DolphinScheduler Design, Architecture, and Source Code Analysis

The article begins with an overview of DolphinScheduler’s terminology—task definition, task instance, workflow definition, workflow instance, and cron‑based scheduling—highlighting the distinction between centralized (Master/Slave) and decentralized designs.

It then describes the system’s modular architecture, including modules such as dolphinscheduler-alert, dolphinscheduler-api, dolphinscheduler-master, dolphinscheduler-worker, and the UI layer, each with its responsibilities.

Key configuration files are presented, for example the common properties file defining data directories, resource storage, and Zookeeper settings, and the application.yaml files for the API, Master, and Worker services, which configure ports, thread pools, and Quartz settings.

The core scheduling API is illustrated with the setScheduleState method that validates project and schedule state before invoking the Quartz scheduler:

public Map<String, Object> setScheduleState(User loginUser, long projectCode, Integer id, ReleaseState scheduleStatus) { ... }

Quartz job management is shown via the addJob method, which creates or updates a JobDetail and associates a CronTrigger with mis‑fire handling and timezone conversion:

public void addJob(Class<? extends Job> clazz, int projectId, final Schedule schedule) { ... }

The master node’s execution flow is explained, covering registration with Zookeeper, slot‑based command fetching, workflow creation, and the use of a WorkflowExecuteThread to run tasks. Fault‑tolerance for master and worker nodes is handled through Zookeeper watchers and recovery logic, with code snippets for master failover and slot management.

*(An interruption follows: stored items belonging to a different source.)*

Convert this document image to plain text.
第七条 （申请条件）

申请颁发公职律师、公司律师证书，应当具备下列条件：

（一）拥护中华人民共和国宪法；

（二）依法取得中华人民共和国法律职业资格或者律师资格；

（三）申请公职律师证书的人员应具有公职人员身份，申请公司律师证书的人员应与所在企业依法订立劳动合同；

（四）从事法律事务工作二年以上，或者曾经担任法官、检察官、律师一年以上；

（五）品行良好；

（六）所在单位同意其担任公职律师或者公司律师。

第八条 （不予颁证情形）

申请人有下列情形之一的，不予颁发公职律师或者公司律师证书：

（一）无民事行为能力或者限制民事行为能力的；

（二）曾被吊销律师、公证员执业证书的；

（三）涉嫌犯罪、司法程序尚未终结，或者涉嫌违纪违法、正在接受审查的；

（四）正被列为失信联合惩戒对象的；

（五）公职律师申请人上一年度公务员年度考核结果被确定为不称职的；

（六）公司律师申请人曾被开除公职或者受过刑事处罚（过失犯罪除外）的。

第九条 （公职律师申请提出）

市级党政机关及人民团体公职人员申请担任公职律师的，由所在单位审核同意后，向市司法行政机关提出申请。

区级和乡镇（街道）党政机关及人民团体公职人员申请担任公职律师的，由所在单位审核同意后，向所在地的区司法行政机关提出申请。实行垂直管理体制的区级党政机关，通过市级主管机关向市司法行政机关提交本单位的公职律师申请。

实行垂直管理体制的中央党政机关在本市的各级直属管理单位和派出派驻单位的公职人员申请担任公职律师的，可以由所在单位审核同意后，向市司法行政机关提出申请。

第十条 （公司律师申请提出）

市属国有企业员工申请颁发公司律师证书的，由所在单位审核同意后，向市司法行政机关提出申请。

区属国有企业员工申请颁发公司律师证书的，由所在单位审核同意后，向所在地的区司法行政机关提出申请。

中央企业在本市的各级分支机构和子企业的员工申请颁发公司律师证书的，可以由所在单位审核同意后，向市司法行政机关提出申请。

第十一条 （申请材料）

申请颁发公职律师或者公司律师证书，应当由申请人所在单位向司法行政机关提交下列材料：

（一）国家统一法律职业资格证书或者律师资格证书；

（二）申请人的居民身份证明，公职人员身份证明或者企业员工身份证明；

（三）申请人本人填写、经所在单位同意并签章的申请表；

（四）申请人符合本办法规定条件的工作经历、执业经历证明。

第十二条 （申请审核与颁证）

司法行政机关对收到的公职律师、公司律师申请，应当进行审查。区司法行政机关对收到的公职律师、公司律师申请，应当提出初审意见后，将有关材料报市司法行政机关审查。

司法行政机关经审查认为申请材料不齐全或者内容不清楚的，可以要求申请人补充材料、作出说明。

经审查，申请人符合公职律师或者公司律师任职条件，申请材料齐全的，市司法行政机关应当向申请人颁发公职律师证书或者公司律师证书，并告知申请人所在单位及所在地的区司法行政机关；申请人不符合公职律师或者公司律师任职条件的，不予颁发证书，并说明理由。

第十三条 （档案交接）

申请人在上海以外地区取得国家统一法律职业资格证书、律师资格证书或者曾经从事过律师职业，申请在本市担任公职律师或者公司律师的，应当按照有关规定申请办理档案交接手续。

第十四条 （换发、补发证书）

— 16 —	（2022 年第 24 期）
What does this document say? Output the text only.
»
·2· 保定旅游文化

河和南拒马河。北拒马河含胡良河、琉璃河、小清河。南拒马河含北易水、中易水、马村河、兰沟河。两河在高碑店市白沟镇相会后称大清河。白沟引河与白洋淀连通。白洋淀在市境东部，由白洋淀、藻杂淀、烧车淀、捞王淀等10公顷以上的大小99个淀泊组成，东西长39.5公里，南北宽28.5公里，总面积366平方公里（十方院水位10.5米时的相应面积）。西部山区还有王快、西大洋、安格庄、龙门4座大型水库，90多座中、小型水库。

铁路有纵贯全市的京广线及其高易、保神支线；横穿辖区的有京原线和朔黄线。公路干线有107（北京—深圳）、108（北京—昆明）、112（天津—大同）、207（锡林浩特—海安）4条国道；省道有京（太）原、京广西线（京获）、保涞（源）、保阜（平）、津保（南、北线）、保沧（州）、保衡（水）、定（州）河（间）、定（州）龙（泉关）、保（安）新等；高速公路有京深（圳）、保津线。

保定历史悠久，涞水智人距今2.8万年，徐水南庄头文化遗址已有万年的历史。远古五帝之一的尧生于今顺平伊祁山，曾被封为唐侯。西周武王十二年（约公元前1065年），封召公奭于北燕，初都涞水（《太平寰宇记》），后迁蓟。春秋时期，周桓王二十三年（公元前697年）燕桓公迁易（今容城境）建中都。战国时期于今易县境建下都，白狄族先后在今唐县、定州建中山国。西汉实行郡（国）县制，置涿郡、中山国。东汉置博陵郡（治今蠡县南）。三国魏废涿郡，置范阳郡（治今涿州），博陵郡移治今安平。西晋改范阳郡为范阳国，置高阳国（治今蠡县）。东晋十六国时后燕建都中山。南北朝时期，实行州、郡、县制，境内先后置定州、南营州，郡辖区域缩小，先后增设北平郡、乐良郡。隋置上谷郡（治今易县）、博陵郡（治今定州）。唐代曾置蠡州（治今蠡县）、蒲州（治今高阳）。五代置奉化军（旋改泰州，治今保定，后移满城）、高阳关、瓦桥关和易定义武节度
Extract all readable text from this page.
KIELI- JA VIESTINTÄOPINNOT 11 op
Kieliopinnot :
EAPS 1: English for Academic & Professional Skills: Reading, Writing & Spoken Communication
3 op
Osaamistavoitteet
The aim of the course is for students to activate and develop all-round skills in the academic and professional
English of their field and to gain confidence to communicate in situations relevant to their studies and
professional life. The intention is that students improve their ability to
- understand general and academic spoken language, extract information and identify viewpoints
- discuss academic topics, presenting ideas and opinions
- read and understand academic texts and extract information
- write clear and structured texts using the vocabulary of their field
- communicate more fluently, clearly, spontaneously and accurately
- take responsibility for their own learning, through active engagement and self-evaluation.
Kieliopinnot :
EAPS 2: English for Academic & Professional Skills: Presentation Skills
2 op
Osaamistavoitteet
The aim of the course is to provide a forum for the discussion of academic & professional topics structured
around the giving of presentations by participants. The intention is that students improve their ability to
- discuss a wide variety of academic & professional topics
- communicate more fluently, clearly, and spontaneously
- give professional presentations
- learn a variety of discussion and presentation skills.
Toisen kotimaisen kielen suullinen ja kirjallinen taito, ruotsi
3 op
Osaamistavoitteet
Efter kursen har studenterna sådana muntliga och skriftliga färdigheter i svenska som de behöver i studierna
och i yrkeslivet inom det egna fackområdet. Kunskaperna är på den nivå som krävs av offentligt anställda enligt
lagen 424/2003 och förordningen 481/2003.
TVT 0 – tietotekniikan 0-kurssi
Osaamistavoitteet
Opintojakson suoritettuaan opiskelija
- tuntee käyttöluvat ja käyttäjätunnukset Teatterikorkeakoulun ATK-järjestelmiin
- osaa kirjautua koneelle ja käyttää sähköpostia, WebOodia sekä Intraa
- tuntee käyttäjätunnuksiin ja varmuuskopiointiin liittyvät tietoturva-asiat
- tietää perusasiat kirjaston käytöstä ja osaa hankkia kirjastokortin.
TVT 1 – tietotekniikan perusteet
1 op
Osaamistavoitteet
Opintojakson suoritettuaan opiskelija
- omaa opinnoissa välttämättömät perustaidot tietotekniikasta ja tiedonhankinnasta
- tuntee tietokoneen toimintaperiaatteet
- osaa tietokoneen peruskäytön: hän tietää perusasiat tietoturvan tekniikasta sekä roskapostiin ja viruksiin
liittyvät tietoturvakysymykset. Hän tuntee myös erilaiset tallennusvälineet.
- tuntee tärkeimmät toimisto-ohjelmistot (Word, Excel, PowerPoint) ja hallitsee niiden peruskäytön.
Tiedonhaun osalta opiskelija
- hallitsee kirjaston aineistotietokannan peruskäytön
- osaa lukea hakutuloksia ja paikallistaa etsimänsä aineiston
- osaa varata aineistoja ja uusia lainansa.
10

Worker startup, task plugin installation, and RPC communication are detailed. The Netty‑based RPC framework is used for master‑worker interaction, with examples of client initialization and request handling:

NettyRemotingClient client = new NettyRemotingClient(clientConfig);
client.registerProcessor(CommandType.TASK_EXECUTE_RESPONSE, taskExecuteResponseProcessor);

Load‑balancing algorithms (weighted random, lower weight, and smooth round‑robin) are described, including the weighted random selection logic:

int offset = ThreadLocalRandom.current().nextInt(totalWeight);
for (int i = 0; i < size; i++) {
    offset -= weights[i];
    if (offset < 0) return hosts.get(i);
}
return hosts.get(ThreadLocalRandom.current().nextInt(size));

Finally, the article covers RPC‑based log retrieval, showing how the client sends a RollViewLogRequestCommand to a remote host and parses the response.